En Chine, ce tubercule connaît une tout autre destinée. Porté par la recherche, l’innovation et la propriété intellectuelle, il est devenu la base d’une filière agroalimentaire diversifiée. Le manioc n’y est plus seulement un aliment : il constitue une matière première capable de répondre à une large palette de besoins alimentaires.
Soupes, desserts, zongzi revisités, raviolis de riz gluant, cupcakes, glaces ou encore riz de manioc : ces créations illustrent la capacité de l’industrie chinoise à réinventer un produit agricole courant et à lui donner une forte valeur ajoutée.
Cette diversification relève d’une stratégie industrielle. La Chine investit dans la recherche, met au point de nouveaux procédés de transformation, protège ses innovations par des brevets et développe des produits adaptés aux attentes des consommateurs. Chaque innovation renforce la compétitivité de la filière, stimule l’emploi et crée de nouveaux débouchés économiques.
L’Afrique dispose pourtant d’un atout considérable. Premier producteur mondial de manioc, le continent possède une ressource abondante dont le potentiel reste largement sous-exploité. Faute d’une transformation industrielle suffisante, une grande partie de la valeur créée échappe encore aux producteurs et aux économies locales.
L’expérience chinoise montre qu’une culture agricole peut devenir un puissant levier de développement lorsqu’elle s’appuie sur la science, les technologies et une politique d’innovation cohérente. Le manioc ne doit plus être perçu comme une simple culture vivrière. Il peut devenir un moteur d’industrialisation, de création d’emplois, de diversification alimentaire et de conquête de nouveaux marchés.
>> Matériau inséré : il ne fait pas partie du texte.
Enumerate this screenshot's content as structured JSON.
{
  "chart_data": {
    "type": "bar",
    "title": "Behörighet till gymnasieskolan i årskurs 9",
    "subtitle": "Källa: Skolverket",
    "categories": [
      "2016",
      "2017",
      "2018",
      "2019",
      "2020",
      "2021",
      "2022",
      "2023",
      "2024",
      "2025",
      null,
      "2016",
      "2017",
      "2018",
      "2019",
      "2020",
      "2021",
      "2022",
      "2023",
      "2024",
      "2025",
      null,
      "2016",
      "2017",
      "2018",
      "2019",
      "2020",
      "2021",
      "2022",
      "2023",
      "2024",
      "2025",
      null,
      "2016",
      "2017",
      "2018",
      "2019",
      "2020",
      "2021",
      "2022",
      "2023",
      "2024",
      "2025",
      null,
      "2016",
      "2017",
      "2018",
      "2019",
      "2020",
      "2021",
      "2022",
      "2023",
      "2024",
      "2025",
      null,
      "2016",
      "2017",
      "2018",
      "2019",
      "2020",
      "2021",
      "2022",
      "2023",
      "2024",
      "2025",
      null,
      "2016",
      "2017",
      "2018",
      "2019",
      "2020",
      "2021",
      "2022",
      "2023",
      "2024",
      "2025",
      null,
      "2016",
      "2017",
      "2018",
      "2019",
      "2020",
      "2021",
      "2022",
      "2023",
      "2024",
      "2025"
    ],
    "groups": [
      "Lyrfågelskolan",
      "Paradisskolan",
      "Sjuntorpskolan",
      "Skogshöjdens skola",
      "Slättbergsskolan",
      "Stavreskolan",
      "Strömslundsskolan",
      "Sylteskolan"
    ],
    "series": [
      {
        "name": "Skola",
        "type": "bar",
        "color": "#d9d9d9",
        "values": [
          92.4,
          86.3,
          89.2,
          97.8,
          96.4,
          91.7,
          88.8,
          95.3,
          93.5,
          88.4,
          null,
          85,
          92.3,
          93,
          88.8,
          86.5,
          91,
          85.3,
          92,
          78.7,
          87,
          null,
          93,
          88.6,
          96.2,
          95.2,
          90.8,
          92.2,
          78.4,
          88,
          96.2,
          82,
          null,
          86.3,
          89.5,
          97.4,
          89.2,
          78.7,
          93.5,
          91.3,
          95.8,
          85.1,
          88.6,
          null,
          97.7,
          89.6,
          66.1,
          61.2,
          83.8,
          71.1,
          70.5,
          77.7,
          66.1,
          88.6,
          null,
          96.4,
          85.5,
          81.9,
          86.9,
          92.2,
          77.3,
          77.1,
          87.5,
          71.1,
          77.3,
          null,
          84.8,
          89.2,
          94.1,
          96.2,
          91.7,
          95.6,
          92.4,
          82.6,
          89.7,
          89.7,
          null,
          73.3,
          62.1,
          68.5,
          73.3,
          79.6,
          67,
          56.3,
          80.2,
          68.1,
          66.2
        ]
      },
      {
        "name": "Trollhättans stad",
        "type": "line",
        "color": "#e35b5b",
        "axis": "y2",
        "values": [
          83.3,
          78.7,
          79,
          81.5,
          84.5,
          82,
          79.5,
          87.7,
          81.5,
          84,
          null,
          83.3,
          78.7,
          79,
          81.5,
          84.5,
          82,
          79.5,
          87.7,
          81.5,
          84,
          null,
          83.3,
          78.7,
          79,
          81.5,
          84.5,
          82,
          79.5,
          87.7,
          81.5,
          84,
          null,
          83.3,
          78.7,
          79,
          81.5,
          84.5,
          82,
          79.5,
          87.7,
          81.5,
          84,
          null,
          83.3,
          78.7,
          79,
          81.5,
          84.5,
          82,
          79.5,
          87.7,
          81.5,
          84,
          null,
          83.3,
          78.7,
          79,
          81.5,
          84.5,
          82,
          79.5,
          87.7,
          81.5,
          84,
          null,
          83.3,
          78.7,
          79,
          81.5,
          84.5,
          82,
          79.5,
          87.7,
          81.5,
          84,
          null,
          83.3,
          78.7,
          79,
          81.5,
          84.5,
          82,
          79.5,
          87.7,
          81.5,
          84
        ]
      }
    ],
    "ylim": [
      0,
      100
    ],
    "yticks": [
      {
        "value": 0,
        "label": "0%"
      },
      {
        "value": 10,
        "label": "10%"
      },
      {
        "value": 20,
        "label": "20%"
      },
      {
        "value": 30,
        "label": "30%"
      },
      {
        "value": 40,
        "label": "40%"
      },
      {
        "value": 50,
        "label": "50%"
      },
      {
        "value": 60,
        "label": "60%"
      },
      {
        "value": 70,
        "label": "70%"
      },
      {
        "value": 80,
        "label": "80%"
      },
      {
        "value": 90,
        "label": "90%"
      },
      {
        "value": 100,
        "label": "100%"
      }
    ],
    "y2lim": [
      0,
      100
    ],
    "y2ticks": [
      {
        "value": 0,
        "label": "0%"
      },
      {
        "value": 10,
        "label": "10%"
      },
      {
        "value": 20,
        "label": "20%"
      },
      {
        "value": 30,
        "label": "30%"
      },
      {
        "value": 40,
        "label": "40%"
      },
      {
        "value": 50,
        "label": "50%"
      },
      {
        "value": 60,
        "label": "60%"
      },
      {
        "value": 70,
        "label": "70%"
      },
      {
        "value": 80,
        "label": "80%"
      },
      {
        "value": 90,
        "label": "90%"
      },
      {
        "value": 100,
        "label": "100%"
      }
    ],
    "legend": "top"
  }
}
La véritable leçon réside dans la capacité à transformer une ressource locale en richesse durable. En misant sur l’innovation, la recherche et la valorisation industrielle, les pays africains pourraient faire du manioc non seulement un symbole de sécurité alimentaire, mais aussi un pilier de leur souveraineté économique et de leur compétitivité sur les marchés internationaux.